Nous pourrions dire : « Oh là là ! Paul a vraiment vu grand là ! Il s’est presque engagé par serment et a jugé sa lettre aux Thessaloniciens si importante qu’il a déclaré : Je vous conjure par le Seigneur ! Encore même par le Seigneur ! ». Voyez, voici le mystère : En tant que Paul, il n’avait pas à écrire de lettre à une tante, à une mère ou à des amis quelconques. Il n’écrivait pas de lettre privée. Il agissait de la part de Dieu, sous un mandat divin, poussé par le Saint-Esprit. Il écrivait ce dont l’Église avait besoin pour tous les temps, afin que nous ayons, comme je l’ai souvent dit, une orientation spirituelle, jusqu’à la fin du temps de grâce.
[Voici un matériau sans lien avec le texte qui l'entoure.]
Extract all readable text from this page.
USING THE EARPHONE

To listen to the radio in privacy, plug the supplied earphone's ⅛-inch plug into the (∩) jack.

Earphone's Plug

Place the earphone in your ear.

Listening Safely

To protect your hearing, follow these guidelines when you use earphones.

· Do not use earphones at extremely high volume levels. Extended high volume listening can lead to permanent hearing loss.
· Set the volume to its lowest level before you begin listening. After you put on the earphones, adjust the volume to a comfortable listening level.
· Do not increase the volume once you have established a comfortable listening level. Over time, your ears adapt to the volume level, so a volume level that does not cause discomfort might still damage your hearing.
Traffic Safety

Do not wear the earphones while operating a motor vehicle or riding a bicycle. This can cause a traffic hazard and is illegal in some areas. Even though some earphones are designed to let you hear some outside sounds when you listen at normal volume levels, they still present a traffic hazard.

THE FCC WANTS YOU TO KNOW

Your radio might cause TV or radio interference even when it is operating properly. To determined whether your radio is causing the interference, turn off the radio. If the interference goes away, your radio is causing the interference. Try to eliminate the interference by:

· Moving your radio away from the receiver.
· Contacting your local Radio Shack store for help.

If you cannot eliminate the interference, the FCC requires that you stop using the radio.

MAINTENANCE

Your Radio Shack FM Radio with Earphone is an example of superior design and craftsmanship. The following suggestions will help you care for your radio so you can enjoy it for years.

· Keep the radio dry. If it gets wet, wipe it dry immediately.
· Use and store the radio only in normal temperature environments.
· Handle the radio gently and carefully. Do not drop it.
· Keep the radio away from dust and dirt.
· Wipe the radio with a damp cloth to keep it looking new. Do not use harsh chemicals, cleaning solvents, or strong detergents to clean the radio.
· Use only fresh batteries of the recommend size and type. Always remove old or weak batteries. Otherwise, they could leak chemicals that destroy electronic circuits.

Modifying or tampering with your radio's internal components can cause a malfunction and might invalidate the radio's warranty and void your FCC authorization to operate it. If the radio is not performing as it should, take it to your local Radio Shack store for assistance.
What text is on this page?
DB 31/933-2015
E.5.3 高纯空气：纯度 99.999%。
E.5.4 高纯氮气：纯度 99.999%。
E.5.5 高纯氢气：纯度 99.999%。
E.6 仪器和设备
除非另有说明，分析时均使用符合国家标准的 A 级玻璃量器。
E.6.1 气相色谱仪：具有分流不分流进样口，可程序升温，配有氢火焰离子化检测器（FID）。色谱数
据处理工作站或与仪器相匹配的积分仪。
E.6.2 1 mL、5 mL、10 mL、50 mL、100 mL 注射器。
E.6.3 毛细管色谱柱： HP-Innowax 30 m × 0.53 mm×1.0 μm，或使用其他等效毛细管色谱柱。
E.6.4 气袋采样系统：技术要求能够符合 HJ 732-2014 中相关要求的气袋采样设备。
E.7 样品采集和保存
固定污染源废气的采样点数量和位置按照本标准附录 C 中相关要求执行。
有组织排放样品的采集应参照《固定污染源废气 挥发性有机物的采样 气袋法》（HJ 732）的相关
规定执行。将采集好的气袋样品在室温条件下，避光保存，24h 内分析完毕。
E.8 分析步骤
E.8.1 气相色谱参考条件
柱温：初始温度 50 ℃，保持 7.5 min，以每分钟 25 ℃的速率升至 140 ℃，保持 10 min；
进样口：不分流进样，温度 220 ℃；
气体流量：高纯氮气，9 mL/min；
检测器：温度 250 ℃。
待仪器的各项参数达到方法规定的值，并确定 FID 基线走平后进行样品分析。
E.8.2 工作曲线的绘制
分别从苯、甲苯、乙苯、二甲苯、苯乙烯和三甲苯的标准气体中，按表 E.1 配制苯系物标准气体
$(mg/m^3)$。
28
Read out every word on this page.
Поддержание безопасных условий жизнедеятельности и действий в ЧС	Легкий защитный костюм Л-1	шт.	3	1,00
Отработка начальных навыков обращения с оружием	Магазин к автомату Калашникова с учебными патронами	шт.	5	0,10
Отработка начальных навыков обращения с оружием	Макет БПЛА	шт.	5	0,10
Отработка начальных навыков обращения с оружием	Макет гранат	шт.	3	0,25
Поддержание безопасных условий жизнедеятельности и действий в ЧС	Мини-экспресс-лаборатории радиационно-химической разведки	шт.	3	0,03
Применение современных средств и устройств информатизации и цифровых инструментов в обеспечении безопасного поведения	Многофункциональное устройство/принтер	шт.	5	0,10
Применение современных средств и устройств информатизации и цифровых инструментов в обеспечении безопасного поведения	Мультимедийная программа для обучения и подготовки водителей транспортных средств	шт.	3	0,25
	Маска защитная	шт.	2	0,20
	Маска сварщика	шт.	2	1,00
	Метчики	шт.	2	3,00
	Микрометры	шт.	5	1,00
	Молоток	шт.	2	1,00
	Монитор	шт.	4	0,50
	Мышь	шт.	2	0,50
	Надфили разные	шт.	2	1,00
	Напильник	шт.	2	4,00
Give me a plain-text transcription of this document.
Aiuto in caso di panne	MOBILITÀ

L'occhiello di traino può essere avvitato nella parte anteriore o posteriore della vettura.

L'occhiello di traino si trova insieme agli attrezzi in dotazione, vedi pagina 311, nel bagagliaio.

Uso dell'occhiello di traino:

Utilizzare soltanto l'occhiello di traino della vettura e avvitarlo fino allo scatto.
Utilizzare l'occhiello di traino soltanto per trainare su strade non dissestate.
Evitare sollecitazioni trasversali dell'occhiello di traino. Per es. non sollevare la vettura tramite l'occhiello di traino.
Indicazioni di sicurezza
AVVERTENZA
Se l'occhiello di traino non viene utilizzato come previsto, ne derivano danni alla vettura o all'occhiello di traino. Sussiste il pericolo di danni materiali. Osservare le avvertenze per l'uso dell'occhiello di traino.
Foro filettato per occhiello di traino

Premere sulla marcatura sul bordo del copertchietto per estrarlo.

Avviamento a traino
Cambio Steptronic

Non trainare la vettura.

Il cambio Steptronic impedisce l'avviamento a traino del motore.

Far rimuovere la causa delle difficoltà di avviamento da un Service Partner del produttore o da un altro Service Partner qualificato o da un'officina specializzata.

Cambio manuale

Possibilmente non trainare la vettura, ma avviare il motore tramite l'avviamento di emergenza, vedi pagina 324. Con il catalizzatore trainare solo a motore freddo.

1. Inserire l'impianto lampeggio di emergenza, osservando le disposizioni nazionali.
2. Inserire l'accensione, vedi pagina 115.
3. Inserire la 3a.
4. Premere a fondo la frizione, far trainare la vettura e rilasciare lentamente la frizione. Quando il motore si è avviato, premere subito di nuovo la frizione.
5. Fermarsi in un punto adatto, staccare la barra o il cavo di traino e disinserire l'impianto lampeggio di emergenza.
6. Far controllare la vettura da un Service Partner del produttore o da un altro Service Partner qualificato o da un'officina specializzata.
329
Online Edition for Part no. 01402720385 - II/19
Si quelqu’un prend la peine de lire les chapitres précédents de la lettre aux Thessaloniciens, il constatera à maintes reprises qu’il y est question du retour de Jésus-Christ. Je vous lis 1 Thessaloniciens 1, le dernier verset. Il est écrit ici, dans 1 Thessaloniciens chapitre 1, verset 10 :

« …et d’attendre du ciel son Fils, qu’Il a ressuscité d’entre les morts, Jésus, qui nous sauve de la colère à venir ». Au chapitre 2, nous sommes avertis au verset 13 : « C’est pourquoi nous rendons sans cesse grâce à Dieu de ce que, après avoir reçu la parole de Dieu que nous vous avons prêchée, vous ne l’avez pas accueillie comme une parole d’homme ».

On aurait aussi pu dire à l’époque : « Oh oui ! Cet homme a peut-être été un prophète ou un apôtre, mais nous avons notre doctrine personnelle ». Un homme doit avoir l’esprit dérangé s’il croit d’une part que Dieu avait un apôtre ou un prophète et d’autre part s’il ignore ce que Dieu a dit et accompli par son intermédiaire, comme si rien ne s’était produit du tout venant du ciel.

La différence, mes chers amis, ne réside pas du tout dans ce que tel ou tel frère a fait ou n’a pas fait. La différence vient du ciel Lui-même et réside dans ce que Dieu a fait. Si tu demandais maintenant à Saul : « Oui, de quel droit t’arroges-tu cette autorité ? », il aurait pu répondre à chaque fois la même chose. « Je n’oublierai jamais ce jour-là, sur le chemin de Damas, vers midi, une lumière venue du ciel, plus brillante que le soleil, m’a enveloppé », et il pouvait sans cesse faire référence à son expérience au début, puis plus tard à celle des autres. Et si quelqu’un, dans son orgueil spirituel, met de côté ces expériences qui venaient directement de Dieu comme si elles provenaient elles aussi d’hommes, alors qu’il se prenne la tête et se demande s’il lui reste encore quelque chose qui s’apparente à la raison. Nous n’avons pas affaire à des hommes qui présentaient leur programme, mais à l’action surnaturelle de Dieu vers laquelle Il a attiré les hommes de tous les temps.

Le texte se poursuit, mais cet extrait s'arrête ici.